小学校や中学校で「こいつがプロになるんだろうな」と思われていたようなレベルの人が高校で名門野球部に入ったら3年間ベンチ入りもできず…なんてことはザラである。
僕の中学にも、修学旅行にも行かずに野球に明け暮れていた同級生がいて、彼は確かにすごい運動能力であった。しかし、高校に入って以降の音沙汰はない。

名門野球部に入ったとして、その中でスタメンに入れるのは9人。さらにそのスタメンの中の一握りがプロ野球選手となる。1校で指名されるのはひとりくらいであろうか。もちろん名門から誰もプロになれないことはある。
プロ野球選手というのは、目がくらむようなレベルで選抜された人々なのだ。

それまで周りに運動で負けたことがほぼないような人生を送ってきたけど、プロでは戦力外でサヨウナラ。
そんな人々が受ける「戦力外」という言葉の重さ。「あなたは戦力になりません、よってチームから外します」という宣告である。想像しただけでクラクラする。

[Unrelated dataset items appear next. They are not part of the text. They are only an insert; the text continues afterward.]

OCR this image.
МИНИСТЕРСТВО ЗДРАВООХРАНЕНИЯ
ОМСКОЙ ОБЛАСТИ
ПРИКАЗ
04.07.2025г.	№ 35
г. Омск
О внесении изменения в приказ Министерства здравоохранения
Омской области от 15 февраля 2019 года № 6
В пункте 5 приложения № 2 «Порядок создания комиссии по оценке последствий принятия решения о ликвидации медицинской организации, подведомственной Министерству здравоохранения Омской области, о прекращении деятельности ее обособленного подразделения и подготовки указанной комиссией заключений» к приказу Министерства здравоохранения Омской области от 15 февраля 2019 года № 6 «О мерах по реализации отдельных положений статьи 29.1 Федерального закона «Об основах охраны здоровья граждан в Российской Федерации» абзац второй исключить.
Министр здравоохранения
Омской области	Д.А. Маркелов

とあるテレビ局が、戦力外通告を受けた選手を取材し、その後の進路などを紹介するドキュメンタリー番組が一部で人気を博している。
僕も番組自体は興味深く見たりするのだけど、どうも「わかったつもり」になってしまう気がして、少し怖いなあと思う。

簡単にわかったつもりになってはいけない世界なんだと思う。